Королева ушла. Мари охватила дурнота, она прилегла на кровать, к своей служанке Цецилии, та целовала ее в лоб, в губы, в шею. Цецилия была туповата и преданна, как собака. Она клокотала гневом и шептала наветы: королева-де грязная южная развратница, она и королевой-то стала в первый раз из-за взбесившейся французской свиньи[1], а во второй из-за блюда удушающих английских миног[2], она с любым ложится за песенку, пропой ей романс – она и задерет юбки, не зря же все ее дети не похожи друг на друга, не иначе сам дьявол вложил коварство в голову королевы, о ней рассказывают страшное, Цецилия сама слышала.
Мари опомнилась и велела служанке замолчать: в покоях бдительным призраком витал запах королевских духов.

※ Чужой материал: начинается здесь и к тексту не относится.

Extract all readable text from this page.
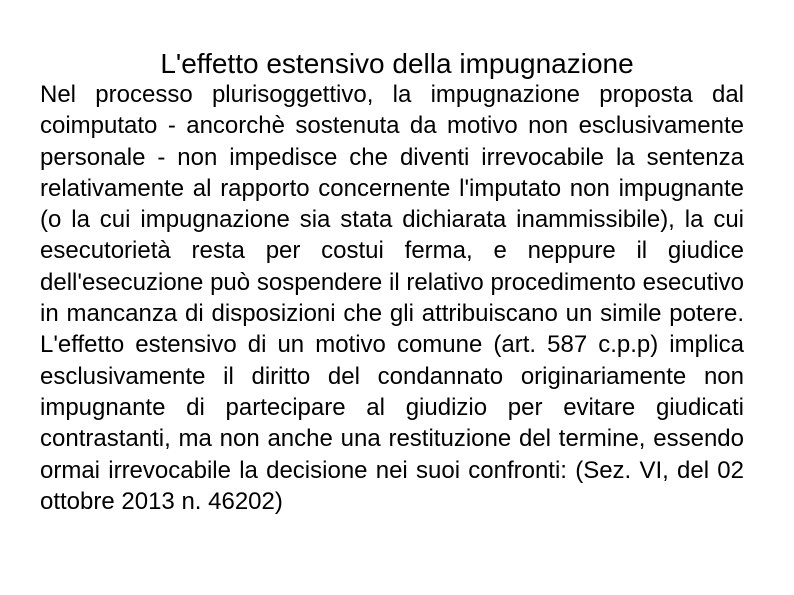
L'effetto estensivo della impugnazione

Nel processo plurisoggettivo, la impugnazione proposta dal coimputato - ancorchè sostenuta da motivo non esclusivamente personale - non impedisce che diventi irrevocabile la sentenza relativamente al rapporto concernente l'imputato non impugnante (o la cui impugnazione sia stata dichiarata inammissibile), la cui esecutorietà resta per costui ferma, e neppure il giudice dell'esecuzione può sospendere il relativo procedimento esecutivo in mancanza di disposizioni che gli attribuiscano un simile potere. L'effetto estensivo di un motivo comune (art. 587 c.p.p) implica esclusivamente il diritto del condannato originariamente non impugnante di partecipare al giudizio per evitare giudicati contrastanti, ma non anche una restituzione del termine, essendo ormai irrevocabile la decisione nei suoi confronti: (Sez. VI, del 02 ottobre 2013 n. 46202)
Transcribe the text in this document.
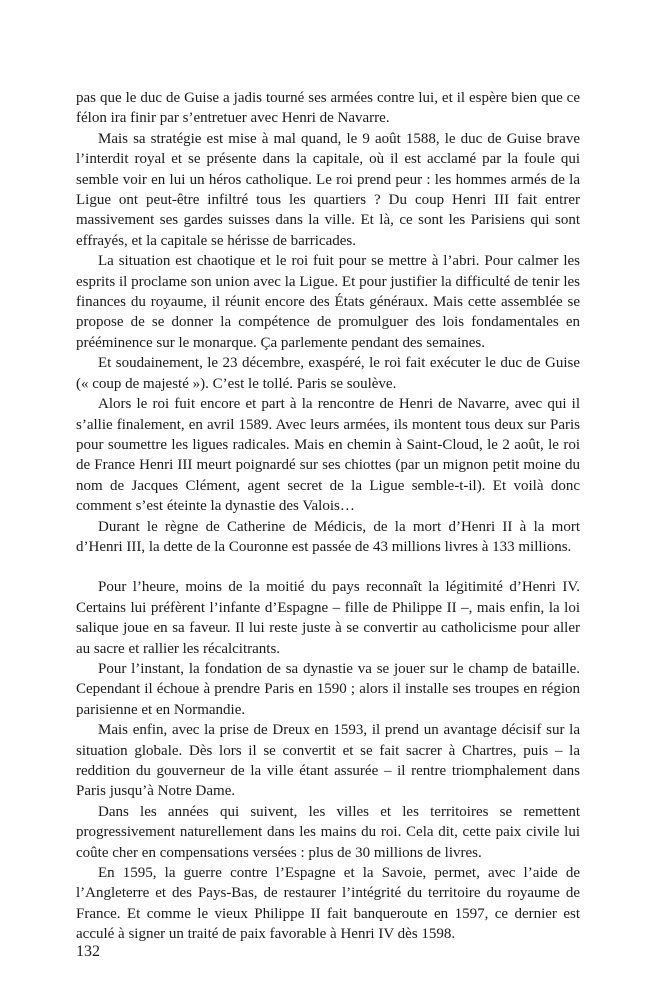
pas que le duc de Guise a jadis tourné ses armées contre lui, et il espère bien que ce félon ira finir par s’entretuer avec Henri de Navarre.

Mais sa stratégie est mise à mal quand, le 9 août 1588, le duc de Guise brave l’interdit royal et se présente dans la capitale, où il est acclamé par la foule qui semble voir en lui un héros catholique. Le roi prend peur : les hommes armés de la Ligue ont peut-être infiltré tous les quartiers ? Du coup Henri III fait entrer massivement ses gardes suisses dans la ville. Et là, ce sont les Parisiens qui sont effrayés, et la capitale se hérisse de barricades.

La situation est chaotique et le roi fuit pour se mettre à l’abri. Pour calmer les esprits il proclame son union avec la Ligue. Et pour justifier la difficulté de tenir les finances du royaume, il réunit encore des États généraux. Mais cette assemblée se propose de se donner la compétence de promulguer des lois fondamentales en prééminence sur le monarque. Ça parlemente pendant des semaines.

Et soudainement, le 23 décembre, exaspéré, le roi fait exécuter le duc de Guise (« coup de majesté »). C’est le tollé. Paris se soulève.

Alors le roi fuit encore et part à la rencontre de Henri de Navarre, avec qui il s’allie finalement, en avril 1589. Avec leurs armées, ils montent tous deux sur Paris pour soumettre les ligues radicales. Mais en chemin à Saint-Cloud, le 2 août, le roi de France Henri III meurt poignardé sur ses chiottes (par un mignon petit moine du nom de Jacques Clément, agent secret de la Ligue semble-t-il). Et voilà donc comment s’est éteinte la dynastie des Valois…

Durant le règne de Catherine de Médicis, de la mort d’Henri II à la mort d’Henri III, la dette de la Couronne est passée de 43 millions livres à 133 millions.

Pour l’heure, moins de la moitié du pays reconnaît la légitimité d’Henri IV. Certains lui préfèrent l’infante d’Espagne – fille de Philippe II –, mais enfin, la loi salique joue en sa faveur. Il lui reste juste à se convertir au catholicisme pour aller au sacre et rallier les récalcitrants.

Pour l’instant, la fondation de sa dynastie va se jouer sur le champ de bataille. Cependant il échoue à prendre Paris en 1590 ; alors il installe ses troupes en région parisienne et en Normandie.

Mais enfin, avec la prise de Dreux en 1593, il prend un avantage décisif sur la situation globale. Dès lors il se convertit et se fait sacrer à Chartres, puis – la reddition du gouverneur de la ville étant assurée – il rentre triomphalement dans Paris jusqu’à Notre Dame.

Dans les années qui suivent, les villes et les territoires se remettent progressivement naturellement dans les mains du roi. Cela dit, cette paix civile lui coûte cher en compensations versées : plus de 30 millions de livres.

En 1595, la guerre contre l’Espagne et la Savoie, permet, avec l’aide de l’Angleterre et des Pays-Bas, de restaurer l’intégrité du territoire du royaume de France. Et comme le vieux Philippe II fait banqueroute en 1597, ce dernier est acculé à signer un traité de paix favorable à Henri IV dès 1598.

132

Цецилия принялась вытирать сопли с мокрого, пошедшего красными пятнами лица Мари и нанесла госпоже второй удар. Сообщила, что она-то сама не поедет ни в какое аббатство. Как ни любит она госпожу, Цецилия еще слишком молода, у нее вся жизнь впереди, и она не собирается хоронить себя заживо в обществе монашек с пустыми глазами. Цецилия создана для брака, вон какие у нее бедра, она выносит и десяток крепких младенцев, да и в коленках она слабовата, где уж ей день-деньской преклонять их в молитве. Весь день сесть-встать, сесть-встать, как сурки. Да, завтра утром Цецилия и Мари расстанутся.
1
Французский трон должен был наследовать не Людовик VII, первый муж Алиеноры, а его старший брат Филипп, но тот скоропостижно скончался: под копыта его коня неожиданно бросилась свинья, Филипп упал на землю, разбил голову о камень и вдобавок был придавлен рухнувшим на него конем.
2
Король Англии Генрих I, предшественник второго мужа Алиеноры, нормандского герцога Генриха Плантагенета, умер, отравившись миногами.